I served as the State Chaplain for the Tennessee National Guard and worked with six chaplains who provided spiritual support to Soldiers and Airmen doing a variety of COVID missions across the state.
During this time I enjoyed a free three-month subscription to SiriusXM Radio, so I listened to the Beatles Channel while commuting to and from work each day. The upbeat, fun music of the Fab Four often brought a smile to my face and offered a momentary break from reality. However, as I heard stats about rising COVID deaths and infections in daily briefings, one morning I realized that as great as Beatles’ music is, it does not give me hope.

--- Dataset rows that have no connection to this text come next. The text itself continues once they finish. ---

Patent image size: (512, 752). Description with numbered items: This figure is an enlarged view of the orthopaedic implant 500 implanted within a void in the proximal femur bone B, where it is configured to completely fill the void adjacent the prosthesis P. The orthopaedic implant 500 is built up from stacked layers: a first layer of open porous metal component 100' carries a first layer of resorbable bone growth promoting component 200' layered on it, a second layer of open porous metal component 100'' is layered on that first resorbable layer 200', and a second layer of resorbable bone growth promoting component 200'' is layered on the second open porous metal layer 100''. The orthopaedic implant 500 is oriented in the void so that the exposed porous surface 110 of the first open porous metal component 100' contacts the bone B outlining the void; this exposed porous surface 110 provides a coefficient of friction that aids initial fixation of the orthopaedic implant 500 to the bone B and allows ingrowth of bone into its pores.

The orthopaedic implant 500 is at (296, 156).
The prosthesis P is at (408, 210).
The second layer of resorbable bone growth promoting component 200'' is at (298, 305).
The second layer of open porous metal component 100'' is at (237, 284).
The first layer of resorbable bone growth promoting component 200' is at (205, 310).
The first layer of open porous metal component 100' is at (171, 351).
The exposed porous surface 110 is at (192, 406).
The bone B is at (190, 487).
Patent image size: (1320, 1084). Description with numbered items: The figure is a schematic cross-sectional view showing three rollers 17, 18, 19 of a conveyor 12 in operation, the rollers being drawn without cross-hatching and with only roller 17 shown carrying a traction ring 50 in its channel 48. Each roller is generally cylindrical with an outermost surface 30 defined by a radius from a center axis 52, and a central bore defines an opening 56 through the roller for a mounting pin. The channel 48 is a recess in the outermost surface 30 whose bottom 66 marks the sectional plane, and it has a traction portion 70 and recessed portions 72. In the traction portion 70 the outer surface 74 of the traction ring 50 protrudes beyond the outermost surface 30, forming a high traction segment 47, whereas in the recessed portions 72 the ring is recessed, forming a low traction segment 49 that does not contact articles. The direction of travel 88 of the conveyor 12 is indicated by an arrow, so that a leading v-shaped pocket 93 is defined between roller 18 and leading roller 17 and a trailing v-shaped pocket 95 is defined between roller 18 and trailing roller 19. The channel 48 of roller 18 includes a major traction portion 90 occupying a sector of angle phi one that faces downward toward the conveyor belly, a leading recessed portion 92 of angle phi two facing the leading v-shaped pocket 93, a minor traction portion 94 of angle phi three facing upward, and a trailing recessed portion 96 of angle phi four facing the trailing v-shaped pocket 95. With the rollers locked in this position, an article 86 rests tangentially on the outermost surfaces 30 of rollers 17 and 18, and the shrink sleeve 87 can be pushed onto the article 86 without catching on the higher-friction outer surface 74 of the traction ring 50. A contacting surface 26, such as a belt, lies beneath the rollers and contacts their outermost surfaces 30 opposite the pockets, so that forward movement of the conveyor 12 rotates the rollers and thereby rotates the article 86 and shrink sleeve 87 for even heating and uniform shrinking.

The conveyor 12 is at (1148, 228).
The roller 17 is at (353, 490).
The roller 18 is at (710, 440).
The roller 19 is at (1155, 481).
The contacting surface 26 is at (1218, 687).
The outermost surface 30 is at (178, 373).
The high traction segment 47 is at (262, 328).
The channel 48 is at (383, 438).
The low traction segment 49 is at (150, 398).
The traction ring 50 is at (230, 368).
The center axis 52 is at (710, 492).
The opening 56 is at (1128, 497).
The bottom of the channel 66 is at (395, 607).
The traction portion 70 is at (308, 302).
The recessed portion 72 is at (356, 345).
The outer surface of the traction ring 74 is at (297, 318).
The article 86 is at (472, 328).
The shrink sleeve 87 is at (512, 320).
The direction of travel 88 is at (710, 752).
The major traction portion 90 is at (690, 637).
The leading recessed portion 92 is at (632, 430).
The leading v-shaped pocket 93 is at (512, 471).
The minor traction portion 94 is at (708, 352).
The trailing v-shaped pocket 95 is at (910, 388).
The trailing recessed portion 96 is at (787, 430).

Only faith can do that.
As the COVID crisis ground on, I realized the importance of listening to good music, exercising regularly, eating healthy, getting enough sleep, talking to family and friends, and even finding simple joy in my cat sitting on my lap when I came home from work each day. I also needed hope-filled faith to sustain my resilience.
This train of thought caused me to reflect on chaplain ministry and how chaplains often collaborate with other interdisciplinary team members in the care and support of hurting people. As visible reminders of the holy, chaplains offer a unique gift through their incarnational ministry of presence. They cannot fix people or make bad situations go away, but they can offer comfort and hope through their pastoral presence and prayers. This hope-based way of being truly empowers chaplains to “take a sad song and make it better” when ministering to anxious or broken-hearted people in uncertain and troubling times.
Colonel Stan Campbell is a CBF-endorsed Chaplain serving with the Tennessee Air National Guard.
We have more than 800 active professional CBF Endorsed Chaplains and Pastoral Counselors, serving throughout our country and worldwide, in a variety of specialized settings – all branches of the United States Armed Forces; the Civil Air Patrol; the Department of Veterans Affairs, hospitals and hospices, correctional institutions, fire, police, and rescue departments, colleges and universities, businesses and industries, retirement communities, counseling centers, private counseling practices, church staffs, and many other interdisciplinary settings.